Sempre que um time é estranhamente derrotado e o seu revés acarreta em prejuízo para um tradicional rival, as más línguas tratam logo de eternizar na história uma pretensa ´abertura`, ´marmelada` ou ´jogo de compadres`. Os exemplos são inúmeros e ninguém jamais esquece. A atitude abominável quase sempre passa como normal em nome da rivalidade. O torcedor do rival lembrará para sempre pois os maus exemplos são eternos. Por outro lado, o oposto é facilmente descartado. O Almanaque do Ferrão recorda hoje um momento único na história do futebol cearense, uma verdadeira lição para os times que mancham suas marcas com combinação de resultados e acordos espúrios. A noite que o Ferroviáiro limpou o nome do nosso futebol!
Vamos a 1988. Ferroviário e Guarany de Sobral deveriam se enfrentar no início de abril, numa quarta-feira à noite, no PV. Uma chuva torrencial impediu a realização da partida, prontamente remarcada para a data livre mais imediata dos preliantes, dia 20 do mesmo mês. Por capricho do destino, terminou como o último jogo que faltava na légua tirana do 1º turno, onde todos os clubes se enfrentaram na base dos pontos corridos. O Guarany precisava da vitória para conquistar o turno e carimbar o passaporte para a final do campeonato, que teria ainda mais dois turnos. O Ferrão, sem chances, se vencesse daria o título daquele turno, de mão beijada, ao Fortaleza. A cidade inteira espalhou a notícia que o time coral facilitaria a vida do time sobralense em nome da rivalidade histórica com o tricolor. O público de 12.100 pagantes naquela noite comprovou a repercussão do fato.

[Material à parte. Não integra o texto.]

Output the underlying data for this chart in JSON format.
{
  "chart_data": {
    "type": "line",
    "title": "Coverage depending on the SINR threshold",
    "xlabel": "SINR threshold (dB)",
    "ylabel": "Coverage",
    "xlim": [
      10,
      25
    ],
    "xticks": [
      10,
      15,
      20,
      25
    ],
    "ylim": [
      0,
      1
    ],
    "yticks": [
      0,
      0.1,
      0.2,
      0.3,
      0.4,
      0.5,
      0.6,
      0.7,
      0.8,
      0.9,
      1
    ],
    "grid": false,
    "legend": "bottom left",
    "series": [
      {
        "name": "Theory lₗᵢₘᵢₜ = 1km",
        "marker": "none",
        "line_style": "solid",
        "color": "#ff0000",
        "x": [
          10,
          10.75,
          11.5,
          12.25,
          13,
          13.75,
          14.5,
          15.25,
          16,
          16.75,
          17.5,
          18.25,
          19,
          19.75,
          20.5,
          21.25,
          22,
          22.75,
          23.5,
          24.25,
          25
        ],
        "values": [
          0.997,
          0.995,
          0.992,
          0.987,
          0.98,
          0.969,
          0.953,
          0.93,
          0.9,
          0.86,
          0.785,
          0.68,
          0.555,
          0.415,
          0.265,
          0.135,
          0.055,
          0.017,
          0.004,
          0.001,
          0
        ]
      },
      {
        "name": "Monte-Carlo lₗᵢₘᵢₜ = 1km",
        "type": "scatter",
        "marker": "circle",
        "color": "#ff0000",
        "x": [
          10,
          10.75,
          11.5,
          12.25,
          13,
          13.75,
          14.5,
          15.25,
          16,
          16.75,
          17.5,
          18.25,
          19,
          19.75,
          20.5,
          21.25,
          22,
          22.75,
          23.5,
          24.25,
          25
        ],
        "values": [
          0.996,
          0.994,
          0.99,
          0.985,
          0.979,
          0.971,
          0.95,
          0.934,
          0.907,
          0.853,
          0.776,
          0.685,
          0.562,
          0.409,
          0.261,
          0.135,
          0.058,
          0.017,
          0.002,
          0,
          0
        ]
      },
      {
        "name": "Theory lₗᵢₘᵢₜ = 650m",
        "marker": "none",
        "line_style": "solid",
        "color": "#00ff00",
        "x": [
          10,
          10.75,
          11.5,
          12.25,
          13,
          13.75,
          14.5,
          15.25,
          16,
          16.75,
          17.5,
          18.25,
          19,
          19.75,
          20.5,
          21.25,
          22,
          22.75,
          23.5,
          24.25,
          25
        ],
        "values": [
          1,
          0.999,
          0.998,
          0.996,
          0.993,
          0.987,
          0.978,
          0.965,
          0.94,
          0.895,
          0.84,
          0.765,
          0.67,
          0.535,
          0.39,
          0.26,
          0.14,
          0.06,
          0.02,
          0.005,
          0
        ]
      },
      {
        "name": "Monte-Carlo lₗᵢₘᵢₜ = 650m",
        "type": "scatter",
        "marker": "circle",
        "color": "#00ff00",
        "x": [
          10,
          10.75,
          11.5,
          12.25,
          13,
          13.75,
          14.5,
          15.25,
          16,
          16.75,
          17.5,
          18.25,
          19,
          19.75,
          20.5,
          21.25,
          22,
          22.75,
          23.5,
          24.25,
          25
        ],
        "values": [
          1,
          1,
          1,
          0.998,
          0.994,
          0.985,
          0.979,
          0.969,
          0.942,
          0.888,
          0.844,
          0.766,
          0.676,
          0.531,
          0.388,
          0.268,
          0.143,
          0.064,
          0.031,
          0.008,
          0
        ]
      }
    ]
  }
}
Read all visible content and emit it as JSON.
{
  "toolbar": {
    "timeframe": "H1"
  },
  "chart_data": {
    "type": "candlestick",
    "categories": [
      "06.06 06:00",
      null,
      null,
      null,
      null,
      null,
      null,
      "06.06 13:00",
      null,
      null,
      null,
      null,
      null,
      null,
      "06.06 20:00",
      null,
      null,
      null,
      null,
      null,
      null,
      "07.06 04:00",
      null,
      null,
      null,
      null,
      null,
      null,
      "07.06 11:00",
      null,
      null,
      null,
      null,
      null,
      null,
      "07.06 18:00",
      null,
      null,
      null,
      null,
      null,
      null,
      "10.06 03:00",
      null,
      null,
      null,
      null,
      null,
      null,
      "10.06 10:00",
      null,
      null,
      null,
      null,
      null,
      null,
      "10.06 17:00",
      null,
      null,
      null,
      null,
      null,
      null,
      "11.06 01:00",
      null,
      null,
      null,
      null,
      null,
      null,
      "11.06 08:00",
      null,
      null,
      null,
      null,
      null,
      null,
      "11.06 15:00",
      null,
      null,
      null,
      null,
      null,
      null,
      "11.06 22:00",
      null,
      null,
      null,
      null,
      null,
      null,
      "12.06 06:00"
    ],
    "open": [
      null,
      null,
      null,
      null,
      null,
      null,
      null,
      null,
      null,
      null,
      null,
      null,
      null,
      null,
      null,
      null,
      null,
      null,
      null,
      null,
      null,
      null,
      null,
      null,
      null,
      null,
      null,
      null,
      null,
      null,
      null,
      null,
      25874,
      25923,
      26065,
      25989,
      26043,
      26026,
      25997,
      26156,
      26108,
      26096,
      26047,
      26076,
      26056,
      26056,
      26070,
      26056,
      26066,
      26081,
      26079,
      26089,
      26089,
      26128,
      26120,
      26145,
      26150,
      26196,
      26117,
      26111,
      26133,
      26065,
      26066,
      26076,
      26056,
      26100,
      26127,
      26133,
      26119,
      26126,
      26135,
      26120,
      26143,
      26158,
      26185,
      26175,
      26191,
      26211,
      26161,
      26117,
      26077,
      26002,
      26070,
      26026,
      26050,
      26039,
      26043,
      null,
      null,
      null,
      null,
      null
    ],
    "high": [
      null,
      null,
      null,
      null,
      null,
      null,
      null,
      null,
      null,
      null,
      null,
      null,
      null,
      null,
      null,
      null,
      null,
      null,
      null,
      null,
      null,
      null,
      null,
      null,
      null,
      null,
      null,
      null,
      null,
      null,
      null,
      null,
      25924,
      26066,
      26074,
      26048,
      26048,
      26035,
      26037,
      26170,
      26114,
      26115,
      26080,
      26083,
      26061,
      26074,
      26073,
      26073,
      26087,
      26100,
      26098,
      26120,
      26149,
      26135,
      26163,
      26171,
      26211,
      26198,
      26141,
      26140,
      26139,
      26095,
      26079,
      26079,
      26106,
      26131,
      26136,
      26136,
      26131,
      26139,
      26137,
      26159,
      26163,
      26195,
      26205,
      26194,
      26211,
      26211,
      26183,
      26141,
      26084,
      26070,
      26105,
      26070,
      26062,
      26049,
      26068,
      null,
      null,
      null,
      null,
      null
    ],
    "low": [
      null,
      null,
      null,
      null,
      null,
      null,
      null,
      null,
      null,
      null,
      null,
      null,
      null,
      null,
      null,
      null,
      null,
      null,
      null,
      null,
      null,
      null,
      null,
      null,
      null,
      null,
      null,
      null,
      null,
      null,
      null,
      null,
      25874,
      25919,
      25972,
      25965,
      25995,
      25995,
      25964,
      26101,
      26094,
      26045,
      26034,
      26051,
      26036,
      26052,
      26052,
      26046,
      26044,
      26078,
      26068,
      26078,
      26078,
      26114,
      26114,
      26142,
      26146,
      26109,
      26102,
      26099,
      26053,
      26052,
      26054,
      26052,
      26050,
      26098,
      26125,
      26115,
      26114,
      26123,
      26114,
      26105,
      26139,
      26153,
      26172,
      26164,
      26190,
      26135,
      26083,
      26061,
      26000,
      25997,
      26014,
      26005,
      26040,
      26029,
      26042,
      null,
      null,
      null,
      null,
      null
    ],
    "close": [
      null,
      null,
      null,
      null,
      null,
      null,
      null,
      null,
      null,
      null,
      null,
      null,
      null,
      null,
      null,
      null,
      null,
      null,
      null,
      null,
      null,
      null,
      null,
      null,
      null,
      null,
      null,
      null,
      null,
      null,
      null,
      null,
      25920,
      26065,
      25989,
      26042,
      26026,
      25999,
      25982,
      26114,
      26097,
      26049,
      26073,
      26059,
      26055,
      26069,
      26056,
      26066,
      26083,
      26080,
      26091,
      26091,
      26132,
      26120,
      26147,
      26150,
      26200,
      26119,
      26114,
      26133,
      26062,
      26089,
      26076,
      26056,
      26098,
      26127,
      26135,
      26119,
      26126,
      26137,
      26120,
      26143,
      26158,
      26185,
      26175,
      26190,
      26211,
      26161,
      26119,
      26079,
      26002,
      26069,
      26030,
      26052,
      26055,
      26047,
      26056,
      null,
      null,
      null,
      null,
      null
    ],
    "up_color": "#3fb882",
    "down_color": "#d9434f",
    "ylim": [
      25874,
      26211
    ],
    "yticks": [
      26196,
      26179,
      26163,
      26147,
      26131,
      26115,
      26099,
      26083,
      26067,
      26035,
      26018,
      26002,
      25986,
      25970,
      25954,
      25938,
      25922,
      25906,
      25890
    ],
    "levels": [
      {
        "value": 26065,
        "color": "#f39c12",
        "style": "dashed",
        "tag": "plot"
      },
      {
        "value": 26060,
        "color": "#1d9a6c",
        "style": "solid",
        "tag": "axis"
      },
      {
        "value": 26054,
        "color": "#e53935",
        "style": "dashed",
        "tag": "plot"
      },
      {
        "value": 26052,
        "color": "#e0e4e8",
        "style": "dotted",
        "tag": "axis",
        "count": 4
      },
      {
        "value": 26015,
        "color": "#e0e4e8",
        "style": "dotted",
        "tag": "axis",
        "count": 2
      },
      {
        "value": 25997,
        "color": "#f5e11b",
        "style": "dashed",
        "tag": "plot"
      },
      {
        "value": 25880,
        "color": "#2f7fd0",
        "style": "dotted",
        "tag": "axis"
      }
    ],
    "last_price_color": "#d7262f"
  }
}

A torcida do Fortaleza compareceu em peso para apoiar o Ferroviário. Torcedores do Ceará foram ao jogo para torcer pelo Guarany. Na torcida coral, tinha gente que queria a derrota, entre tantos outros que não aceitavam a propalada abertura, cantada em prosa e verso na mídia cearense.
Treinados por Ramon Ramos, os jogadores corais se encheram de brio e partiram pra cima do Guarany. Venceram por 3×1 e calaram a boca dos inescrupulosos. Da Silva, Denô e Mazinho Loyola marcaram para o Tubarão da Barra, enquanto Cacau descontou para o time sobralense. Foi o jogo 2.221 na história coral, infelizmente esquecido na poeira do tempo e na memória coletiva que só lembra dos maus exemplos. O bom exemplo em questão é uma verdadeira raridade, é verdade. E faz parte da história coral, invariavelmente escrita com muito sofrimento, esforço, mas acima de tudo, honradez. O Ferrão formou com Serginho, Silmar, Arimatéia, Djalma e Marcelo Veiga; Alves, Denô (Carlos Antônio) e Arnaldo; Roberto Carlos (Mazinho Loyola), Da Silva e Beto Andrade. O Guarany, do técnico Teco-Teco, jogou com Silva, Jaime, Valdecy, Ulisses e Marcelino; Alfinete, Quarenta (Jorge) e Cacau; Ivanzinho, Ivan Buiú (Macedo) e Magno.
Cinco meses depois, o Ferrão sagrava-se campeão cearense, depois de nove anos, decidindo o título no último jogo justamente contra o mesmo Fortaleza. Ao vencer por 1×0, gol de Marcelo Veiga, o time coral conquistou o campeonato de forma brilhante. Perguntado se tinha valido a pena correr riscos colocando o tradicional adversário na final, o diretor de futebol Vicente Monteiro não titubeou: “não teria a menor graça se fosse o Guarany de Sobral. Em cima do Fortaleza é muito mais gostoso“. Depois de muito trabalho, conseguimos recuperar o áudio de dois gols daquela noite. Escute abaixo os tentos de Denô, o segundo, e de Mazinho Loyola, o terceiro, na narração de Gomes Farias, pela Rádio Verdes Mares de Fortaleza. São momentos únicos do Ferrão escrevendo de forma limpa as páginas do futebol cearense.
Grande recordação esse postagem. Lembro do fato e ele mereceu aplausos da malfadada imprensa cearense no dia seguinte durante toda programação. Foi uma aula de honradez proporcionada pelos jogadores e pela diretoria do FERRÃO. parabéns por mais esta sensacional memória.